The Science Of Never Missing A Workout
First off, you’ve probably been using the word ‘habit’ wrong. Many peoples think of a habit as something you do repeatedly. That’s actually not true.
Habits are “actions that are triggered automatically in response to contextual cues that have been associated with their performance: for example, automatically washing hands (action) after using the toilet (contextual cue), or putting on a seatbelt (action) after getting into the car (contextual cue).” From → Making health habitual: the psychology of ‘habit-formation’ and general practice
A lot of research shows that doing a specific task repeatedly in a certain context will eventually cause the task to be activated within said context.
- Participants in one study chose a healthy behavior (eating fruit, going for a walk). The researchers then tied that behavior to a contextual cue (after breakfast, after lunch). The researchers found that habit strength increased rapidly for 66 days, and then reached a plateau. Also, the researchers found that habit strength was not severely impaired when missing one day.

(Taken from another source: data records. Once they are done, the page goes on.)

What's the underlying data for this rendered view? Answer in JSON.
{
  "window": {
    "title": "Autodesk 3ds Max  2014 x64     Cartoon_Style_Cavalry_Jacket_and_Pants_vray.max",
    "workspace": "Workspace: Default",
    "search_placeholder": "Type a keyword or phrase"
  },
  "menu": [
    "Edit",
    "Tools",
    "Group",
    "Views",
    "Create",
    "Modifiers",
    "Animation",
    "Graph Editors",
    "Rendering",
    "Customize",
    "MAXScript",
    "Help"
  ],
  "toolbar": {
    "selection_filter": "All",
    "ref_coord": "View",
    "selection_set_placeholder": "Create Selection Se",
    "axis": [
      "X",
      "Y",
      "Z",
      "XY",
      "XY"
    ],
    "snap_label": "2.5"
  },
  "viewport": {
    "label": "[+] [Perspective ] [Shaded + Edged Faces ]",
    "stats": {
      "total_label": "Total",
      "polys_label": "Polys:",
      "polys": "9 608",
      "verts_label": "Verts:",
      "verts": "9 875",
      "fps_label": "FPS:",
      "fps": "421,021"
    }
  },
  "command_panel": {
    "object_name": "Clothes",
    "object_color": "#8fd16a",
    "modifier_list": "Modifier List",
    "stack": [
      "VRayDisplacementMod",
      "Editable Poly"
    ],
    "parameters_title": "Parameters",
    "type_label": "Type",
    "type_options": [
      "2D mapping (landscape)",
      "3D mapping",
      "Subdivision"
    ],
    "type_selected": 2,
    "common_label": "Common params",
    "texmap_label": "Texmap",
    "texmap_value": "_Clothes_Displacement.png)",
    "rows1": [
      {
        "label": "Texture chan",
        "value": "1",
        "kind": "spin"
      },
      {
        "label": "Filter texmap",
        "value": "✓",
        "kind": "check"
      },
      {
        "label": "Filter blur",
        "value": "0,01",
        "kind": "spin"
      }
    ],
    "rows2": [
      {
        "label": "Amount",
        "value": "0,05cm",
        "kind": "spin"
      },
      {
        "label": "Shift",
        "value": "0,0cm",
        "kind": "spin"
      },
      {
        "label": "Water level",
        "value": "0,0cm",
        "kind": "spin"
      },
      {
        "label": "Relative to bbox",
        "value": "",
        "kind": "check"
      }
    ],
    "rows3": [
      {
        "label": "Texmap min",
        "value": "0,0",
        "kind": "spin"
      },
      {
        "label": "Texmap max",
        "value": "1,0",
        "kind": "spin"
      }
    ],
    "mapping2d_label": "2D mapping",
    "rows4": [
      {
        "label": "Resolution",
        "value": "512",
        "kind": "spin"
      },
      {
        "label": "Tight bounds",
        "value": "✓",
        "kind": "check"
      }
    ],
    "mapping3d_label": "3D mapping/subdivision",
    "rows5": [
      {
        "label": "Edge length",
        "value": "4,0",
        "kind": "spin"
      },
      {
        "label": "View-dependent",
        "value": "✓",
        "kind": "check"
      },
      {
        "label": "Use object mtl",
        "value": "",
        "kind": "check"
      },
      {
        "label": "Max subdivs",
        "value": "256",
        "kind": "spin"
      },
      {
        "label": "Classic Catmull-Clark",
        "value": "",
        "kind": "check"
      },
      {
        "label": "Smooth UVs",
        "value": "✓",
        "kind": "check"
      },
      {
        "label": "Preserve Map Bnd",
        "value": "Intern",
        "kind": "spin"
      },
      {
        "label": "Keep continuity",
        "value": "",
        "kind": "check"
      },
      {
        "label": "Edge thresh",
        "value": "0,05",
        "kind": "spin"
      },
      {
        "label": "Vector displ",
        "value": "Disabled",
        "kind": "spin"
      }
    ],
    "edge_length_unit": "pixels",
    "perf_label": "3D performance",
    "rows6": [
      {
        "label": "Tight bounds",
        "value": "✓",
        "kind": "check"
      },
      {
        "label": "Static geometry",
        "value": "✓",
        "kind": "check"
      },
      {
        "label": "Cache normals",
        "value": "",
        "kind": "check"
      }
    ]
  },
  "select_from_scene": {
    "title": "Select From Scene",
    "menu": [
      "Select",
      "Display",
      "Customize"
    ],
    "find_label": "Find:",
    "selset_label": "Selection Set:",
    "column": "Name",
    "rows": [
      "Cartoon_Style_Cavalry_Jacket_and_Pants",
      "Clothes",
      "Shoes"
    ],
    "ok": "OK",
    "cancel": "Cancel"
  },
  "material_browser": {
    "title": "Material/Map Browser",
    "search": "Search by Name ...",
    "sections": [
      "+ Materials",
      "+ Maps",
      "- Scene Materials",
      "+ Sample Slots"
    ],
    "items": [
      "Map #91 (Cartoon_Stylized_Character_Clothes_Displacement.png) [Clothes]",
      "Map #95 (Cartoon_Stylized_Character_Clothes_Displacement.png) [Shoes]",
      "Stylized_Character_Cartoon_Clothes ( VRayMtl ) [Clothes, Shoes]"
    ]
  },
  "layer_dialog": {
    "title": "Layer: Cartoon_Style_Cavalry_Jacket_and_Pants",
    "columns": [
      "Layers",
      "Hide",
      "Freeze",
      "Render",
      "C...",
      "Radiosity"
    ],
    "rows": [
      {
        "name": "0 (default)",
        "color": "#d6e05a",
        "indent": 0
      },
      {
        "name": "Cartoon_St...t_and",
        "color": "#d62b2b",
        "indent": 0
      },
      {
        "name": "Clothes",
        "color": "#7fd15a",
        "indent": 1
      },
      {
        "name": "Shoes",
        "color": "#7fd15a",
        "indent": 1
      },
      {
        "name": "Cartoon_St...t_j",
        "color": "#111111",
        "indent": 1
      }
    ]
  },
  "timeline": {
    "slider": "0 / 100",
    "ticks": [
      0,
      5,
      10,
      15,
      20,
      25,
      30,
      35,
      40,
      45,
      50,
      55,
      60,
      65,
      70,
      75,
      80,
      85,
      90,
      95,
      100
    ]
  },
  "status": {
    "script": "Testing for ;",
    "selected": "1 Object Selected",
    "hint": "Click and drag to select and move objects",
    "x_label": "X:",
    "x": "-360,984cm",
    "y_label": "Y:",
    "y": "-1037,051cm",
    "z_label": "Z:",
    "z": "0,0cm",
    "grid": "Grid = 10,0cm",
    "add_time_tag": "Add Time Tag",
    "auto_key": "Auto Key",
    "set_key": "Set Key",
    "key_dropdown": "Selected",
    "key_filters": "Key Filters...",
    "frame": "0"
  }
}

- Another study compared dieting among people who were given a leaflet on improving consistency and people who weren’t. The researchers found that the people who were given the leaflet lost way more weight.
- Another study found that “ strong habits – although perceived to be purposive and goal-dependent – are actually influenced by recurring triggers in the performance context.”
Now, we know the action that we want to create, which is going to the gym every day (yes you can go to the gym every day).
But what about the contextual cue? What context could we tie the action of going to the gym to?
Well, you’ve got options. Tons of options. Maybe millions of options. From the available research, it doesn’t seem to matter what the context is, so long as you use it consistently.
The only limits are your own creativity.
Here are some of the contextual cues that I came up with while sitting at a Starbucks.
- Go immediately after waking up.
- Go immediately after breakfast.
- Go immediately after lunch.
- Go immediately after dinner.
- Go immediately after work.
- Go immediately after your last class
- Go before class.
- Go after writing your workout down (this is what I do).
- Go after watching a motivational video.
Once again, it doesn’t matter what it is, so long as you do the task of going to the gym every day within the context you set. Eventually, it’ll be weird when you don’t go to the gym.